Yang harus diperlukan dalam kehidupan seseorang tidak dimasukkan dalam pengertian gaya pikul. Kekuatan (gaya pikul) untuk membayar pajak baru dilakukan setelah kebutuhan primer seseorang telah terpenuhi. Kebutuhan primer ini merupakan asas minimum bagi kehidupan seseorang. Jika telah terpenuhi barulah pembayaran pajak dilakukan. Dalam konteks UU PPh, asas minimum kehidupan di atas bisa disebut dengan Penghasilan Tidak Kena Pajak (PTKP). Apabila seseorang punya penghailan di bawah PTKP berarti orang tersebut tidk perlu membayar pajak, atau gaya pikulnya adalah nihil. Sedangkan jika penghasilannya di atas PTKP barulah terkena gaya pikul untuk membayar pajak sesuai ketentuan yang berlaku.
4. Teori Gaya Beli
Menurut teori ini, maka fungsi pemungutan pajak dipandang sebagai gejala dalam masyarakat, dapat disamakan dengan pompa, yaitu mengambil gaya beli dari rumah tangga masyarakat untuk rumah tangga negara dan kemudian menyalurkannya kembali kepada masyarakat dengan maksud untuk memelihara hidup masyarakat dan untuk membawanya ke arah tertentu. Teori ini mengajarkan bahwa penyelenggaraan kepentingan masyarakat inilah yang dapat dianggap sebagai dasar keadilan pemungutan pajak bukan kepentingan individu dan juga bukan kepentingan negara, melainkan kepentingan masyarakat yang meliputi keduanya itu. Dapatlah kiranya disimpulkan bahwa teori ini menitikberatkan ajarannya pada fungsi pajak sebagai pengatur (regulerent). Menurut para penganutnya, termasuk juga Prof. Adriani, teori ini berlaku sepanjang masa, baik dalam masa ekonomi bebas, maupun dalam masa ekonomi terpimpin, bahkan juga dalam masyarakat yang sosialistis, walaupun tidak luput dari adanya variasi dalam coraknya. Tidak demikian halnya dengan teori-teori yang diuraikan sebelumnya, yang hanya berlaku selama masa tertentu saja.

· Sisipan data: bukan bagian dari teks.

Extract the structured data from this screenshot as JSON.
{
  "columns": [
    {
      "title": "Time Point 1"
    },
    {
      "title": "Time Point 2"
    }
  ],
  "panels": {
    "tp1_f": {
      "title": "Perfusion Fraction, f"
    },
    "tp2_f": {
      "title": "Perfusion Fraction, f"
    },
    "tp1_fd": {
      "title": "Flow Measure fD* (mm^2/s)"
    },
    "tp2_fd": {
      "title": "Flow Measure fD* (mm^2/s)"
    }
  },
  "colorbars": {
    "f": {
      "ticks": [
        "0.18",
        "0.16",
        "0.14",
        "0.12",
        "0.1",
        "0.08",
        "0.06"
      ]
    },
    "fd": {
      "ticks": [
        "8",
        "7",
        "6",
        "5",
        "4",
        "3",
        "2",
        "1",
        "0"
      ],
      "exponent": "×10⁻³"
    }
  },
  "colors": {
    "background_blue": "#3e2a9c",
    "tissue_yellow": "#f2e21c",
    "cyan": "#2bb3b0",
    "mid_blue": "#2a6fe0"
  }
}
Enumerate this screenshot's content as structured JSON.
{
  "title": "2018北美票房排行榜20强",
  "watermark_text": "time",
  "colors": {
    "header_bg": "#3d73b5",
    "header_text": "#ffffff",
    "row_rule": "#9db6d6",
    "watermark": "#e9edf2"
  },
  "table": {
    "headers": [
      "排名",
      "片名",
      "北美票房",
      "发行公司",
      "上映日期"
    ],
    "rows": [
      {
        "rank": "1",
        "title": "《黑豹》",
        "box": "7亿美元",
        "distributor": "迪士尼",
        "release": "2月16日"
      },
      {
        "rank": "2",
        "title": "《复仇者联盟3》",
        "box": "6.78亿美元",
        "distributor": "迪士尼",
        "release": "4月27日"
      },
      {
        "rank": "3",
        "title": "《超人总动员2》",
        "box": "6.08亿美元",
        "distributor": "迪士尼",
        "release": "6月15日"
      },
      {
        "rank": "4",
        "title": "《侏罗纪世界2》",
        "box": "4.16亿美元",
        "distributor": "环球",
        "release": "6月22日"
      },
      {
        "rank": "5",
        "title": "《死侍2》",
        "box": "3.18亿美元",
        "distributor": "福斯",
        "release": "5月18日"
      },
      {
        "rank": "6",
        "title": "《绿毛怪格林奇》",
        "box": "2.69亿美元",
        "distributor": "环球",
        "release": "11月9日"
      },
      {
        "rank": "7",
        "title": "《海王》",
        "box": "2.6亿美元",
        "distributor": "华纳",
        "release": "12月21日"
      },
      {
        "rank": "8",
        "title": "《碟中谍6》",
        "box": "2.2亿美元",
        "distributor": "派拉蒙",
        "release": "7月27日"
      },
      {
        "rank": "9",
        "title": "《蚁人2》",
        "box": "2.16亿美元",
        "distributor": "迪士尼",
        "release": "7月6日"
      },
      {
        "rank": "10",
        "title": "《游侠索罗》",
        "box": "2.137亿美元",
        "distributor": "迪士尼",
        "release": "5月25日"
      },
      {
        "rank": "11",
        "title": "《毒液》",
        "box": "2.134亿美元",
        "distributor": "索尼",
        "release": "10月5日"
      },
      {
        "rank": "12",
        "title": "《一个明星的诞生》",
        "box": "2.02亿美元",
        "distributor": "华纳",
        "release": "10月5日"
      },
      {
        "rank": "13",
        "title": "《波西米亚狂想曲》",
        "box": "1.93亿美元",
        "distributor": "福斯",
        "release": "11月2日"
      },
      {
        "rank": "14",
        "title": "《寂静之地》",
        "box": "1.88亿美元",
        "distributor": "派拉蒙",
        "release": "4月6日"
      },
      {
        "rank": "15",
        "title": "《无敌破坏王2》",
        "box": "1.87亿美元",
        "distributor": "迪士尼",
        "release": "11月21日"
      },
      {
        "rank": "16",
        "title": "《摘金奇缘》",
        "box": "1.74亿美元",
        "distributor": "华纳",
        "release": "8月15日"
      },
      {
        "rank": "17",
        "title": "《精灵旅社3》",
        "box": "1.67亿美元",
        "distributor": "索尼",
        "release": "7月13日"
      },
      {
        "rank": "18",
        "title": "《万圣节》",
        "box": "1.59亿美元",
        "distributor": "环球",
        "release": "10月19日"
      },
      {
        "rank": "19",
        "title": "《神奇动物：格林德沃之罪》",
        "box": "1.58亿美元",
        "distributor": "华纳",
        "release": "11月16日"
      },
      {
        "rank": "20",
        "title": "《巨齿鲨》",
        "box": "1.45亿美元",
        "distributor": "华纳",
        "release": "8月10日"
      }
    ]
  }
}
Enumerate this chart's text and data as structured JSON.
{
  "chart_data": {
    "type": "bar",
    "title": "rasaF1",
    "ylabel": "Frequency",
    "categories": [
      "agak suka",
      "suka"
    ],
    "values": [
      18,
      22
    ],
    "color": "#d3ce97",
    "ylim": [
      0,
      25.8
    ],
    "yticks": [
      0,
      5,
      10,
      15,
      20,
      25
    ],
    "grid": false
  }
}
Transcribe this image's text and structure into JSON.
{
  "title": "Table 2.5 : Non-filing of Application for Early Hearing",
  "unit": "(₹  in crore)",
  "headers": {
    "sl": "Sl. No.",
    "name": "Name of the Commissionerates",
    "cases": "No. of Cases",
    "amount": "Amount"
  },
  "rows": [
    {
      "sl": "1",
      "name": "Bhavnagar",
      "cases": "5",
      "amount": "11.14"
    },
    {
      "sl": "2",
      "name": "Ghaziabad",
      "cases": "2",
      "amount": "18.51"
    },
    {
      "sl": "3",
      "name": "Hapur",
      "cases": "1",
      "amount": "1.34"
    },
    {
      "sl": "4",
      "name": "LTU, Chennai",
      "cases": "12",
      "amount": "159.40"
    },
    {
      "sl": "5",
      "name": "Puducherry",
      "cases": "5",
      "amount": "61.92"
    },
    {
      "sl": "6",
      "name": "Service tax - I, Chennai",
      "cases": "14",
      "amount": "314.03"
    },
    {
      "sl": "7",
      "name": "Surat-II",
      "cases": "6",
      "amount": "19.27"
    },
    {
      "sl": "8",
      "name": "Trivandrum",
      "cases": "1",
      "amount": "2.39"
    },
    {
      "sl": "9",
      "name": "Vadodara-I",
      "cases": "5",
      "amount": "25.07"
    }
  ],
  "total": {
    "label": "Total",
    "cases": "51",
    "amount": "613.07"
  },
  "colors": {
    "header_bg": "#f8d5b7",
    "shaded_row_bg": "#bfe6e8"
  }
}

5. Teori Bakti (Teori Kewajiban Pajak Mutlak)
Berlawanan dengan teori asuransi, teori kepentingan dan teori gaya pikul, yang tidak mengutamakan kepentingan-kepentingan negara di atas kepentingan warganya, maka teori ini berdasarkan atas paham-paham Organische Staatler yang mengajarkan bahwa sifat negara sebagai suatu organisasi (perkumpulan) dari individu-individu (masyarakat) maka timbul hak mutlak negara untuk memungut pajak. Teori bakti ini bisa dikatakan sebagai adanya perjanjian dalam masyarakat (tiap-tiap individu) untuk membentuk negara dan menyerahkan sebagian kekuasaannya kepada negara untuk memimpin masyarakat. Karena adanya kepercayaan yang diberikan masyarakat kepada negara, maka pembayaran pajak yang dilakukan negara merupakan bakti dari masyarakat kepada negara, karena negaralah yang bertugas menyelenggarakan kepentingan masyarakatnya.
C.     Analisa Data
kejahatan pajak oleh perusahaan. Perusahaan ingin mendapatkan keuntungan yang besar, salah satunya dengan cara memanipulasi laporan keuangan perusahaan yang seolah-olah mempunyai keuntungan kecil. Kecilnya laba akan berpengaruh terhadap pajak yang dibayarkan, kecuali pada pajak penghasilan karyawan dan pajak penghasilan badan. Pada kasus ini merupakan murni kesalahan perusahaan dan dapat dipidanakan pelakunya. Cara seperti ini akan merugikan Negara dalam jangka pendek maupun jangka panjang.

Karena seringnya para pelanggar pajak tidak mendapat hukuman yang berat menyebabkan kejahatan pajak semakin tinggi. Hal ini mengakibatkan rusaknya tatanan hukum di Negara ini. Dengan demikian yang terpenting adalah pemerintah secara tegas dan konsisten melakukan reformasi dalam bidang hukum. Sehingga para pelanggar pajak mendapatkan efek jera dari tindakannya. Dengan begitu penghasilan negara melalui pajak dapat meningkat.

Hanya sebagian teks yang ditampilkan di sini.